CISA is running Anthropic's Mythos AI model against federal code repositories to catch vulnerabilities before foreign intelligence services and criminal groups find them, three sources told Reuters.

 

What happened

CISA's Attack Surface Evaluation team, the unit that runs security assessments and simulated attacks across the federal government, is using Mythos to scan government code for bugs. Two sources told Reuters the audits have already surfaced a large number of vulnerabilities, though the scope, which agencies were covered, and how serious the flaws are remain undisclosed. Neither CISA nor Anthropic commented on the record. Mythos is Anthropic's most capable model and isn't available through a standard subscription. Anthropic released it privately to select government partners, describing it as exceptionally capable at finding and exploiting security vulnerabilities. The NSA has reportedly used the same model since at least April.

 

The backstory

Anthropic's relationship with the U.S. government turned hostile in February when the company refused to strip safeguards that blocked Mythos from being used for autonomous weapons or domestic surveillance. In response, the Pentagon designated Anthropic a supply-chain security risk, a label previously reserved for foreign companies suspected of facilitating espionage. A federal judge blocked the blacklisting in March. When Anthropic launched Fable in early June, a public version of Mythos with added cybersecurity safeguards, the White House demanded the company ban foreign nationals from running it. That demand triggered a temporary global shutdown of the model, which was lifted only last week.

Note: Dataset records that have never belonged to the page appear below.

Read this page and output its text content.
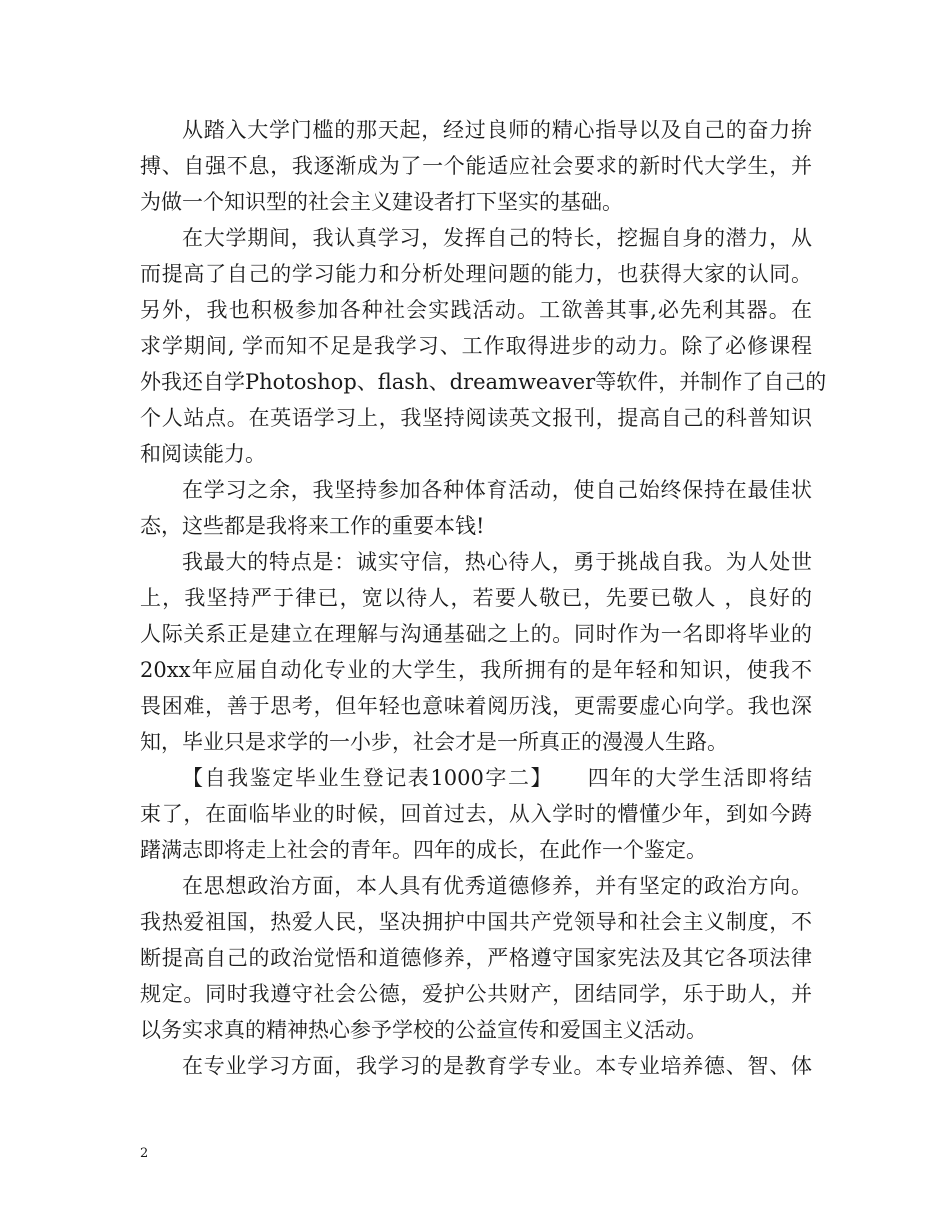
从踏入大学门槛的那天起，经过良师的精心指导以及自己的奋力拚
搏、自强不息，我逐渐成为了一个能适应社会要求的新时代大学生，并
为做一个知识型的社会主义建设者打下坚实的基础。
在大学期间，我认真学习，发挥自己的特长，挖掘自身的潜力，从
而提高了自己的学习能力和分析处理问题的能力，也获得大家的认同。
另外，我也积极参加各种社会实践活动。工欲善其事,必先利其器。在
求学期间, 学而知不足是我学习、工作取得进步的动力。除了必修课程
外我还自学Photoshop、flash、dreamweaver等软件，并制作了自己的
个人站点。在英语学习上，我坚持阅读英文报刊，提高自己的科普知识
和阅读能力。
在学习之余，我坚持参加各种体育活动，使自己始终保持在最佳状
态，这些都是我将来工作的重要本钱!
我最大的特点是：诚实守信，热心待人，勇于挑战自我。为人处世
上，我坚持严于律已，宽以待人，若要人敬已，先要已敬人 ，良好的
人际关系正是建立在理解与沟通基础之上的。同时作为一名即将毕业的
20xx年应届自动化专业的大学生，我所拥有的是年轻和知识，使我不
畏困难，善于思考，但年轻也意味着阅历浅，更需要虚心向学。我也深
知，毕业只是求学的一小步，社会才是一所真正的漫漫人生路。
【自我鉴定毕业生登记表1000字二】　　四年的大学生活即将结
束了，在面临毕业的时候，回首过去，从入学时的懵懂少年，到如今踌
躇满志即将走上社会的青年。四年的成长，在此作一个鉴定。
在思想政治方面，本人具有优秀道德修养，并有坚定的政治方向。
我热爱祖国，热爱人民，坚决拥护中国共产党领导和社会主义制度，不
断提高自己的政治觉悟和道德修养，严格遵守国家宪法及其它各项法律
规定。同时我遵守社会公德，爱护公共财产，团结同学，乐于助人，并
以务实求真的精神热心参予学校的公益宣传和爱国主义活动。
在专业学习方面，我学习的是教育学专业。本专业培养德、智、体
2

Read also: Commerce department lifts export controls on two Anthropic AI models

 

What was said

On the February dispute that triggered the Pentagon blacklist, an Anthropic spokesperson told CNBC that seeking judicial review "does not change our longstanding commitment to harnessing AI to protect our national security," calling the lawsuit "a necessary step to protect our business, our customers, and our partners," and adding that Anthropic would "continue to pursue every path toward resolution, including dialogue with the government."

Anthropic CFO Krishna Rao quantified the financial stakes of the standoff in a court filing, warning that "the government's actions could reduce Anthropic's 2026 revenue by multiple billions of dollars." The figure is part of the backdrop against which CISA's decision to actively deploy Mythos now reads as a reversal of fortune for the company.

When a federal judge blocked the Pentagon's blacklist in March, she rejected the government's underlying theory directly, writing that nothing in the law supports the notion that an American company can be branded "a potential adversary and saboteur of the US for expressing disagreement with the government."

 

Why it matters

The capability that got Anthropic blacklisted as a supply-chain risk in February (an AI powerful enough to autonomously find and exploit software vulnerabilities) is the same capability CISA and the NSA are now relying on to defend federal systems. Meanwhile, the public-facing version of that same technology, Fable, triggered an immediate shutdown over foreign-access concerns. That approval for government-only deployment and regulatory alarm for public deployment shows that the government's real concern isn't the capability itself but who controls it.

 

The bottom line

Mythos finding flaws in federal systems "in hours" rather than weeks is a preview of how fast AI-driven vulnerability discovery is moving on both the offensive and defensive sides of cybersecurity. Agencies now have a strong incentive to expand these programs, but the undisclosed scope and severity of what's been found leaves a question about how exposed government systems were in the first place and how quickly adversaries could get similar capabilities.

 

FAQs

What's the difference between Mythos and Fable?

Mythos is Anthropic's most capable AI model, restricted to select government and vetted partners, while Fable is a public-facing version with added cybersecurity safeguards.

 

Can ordinary users access Mythos?

No, Mythos is only available to select government partners and vetted organizations, not through a standard public subscription.

 

What is a supply-chain risk designation?

It's a formal U.S. government classification signaling that a company is considered a potential security threat, historically applied almost exclusively to foreign firms suspected of aiding espionage.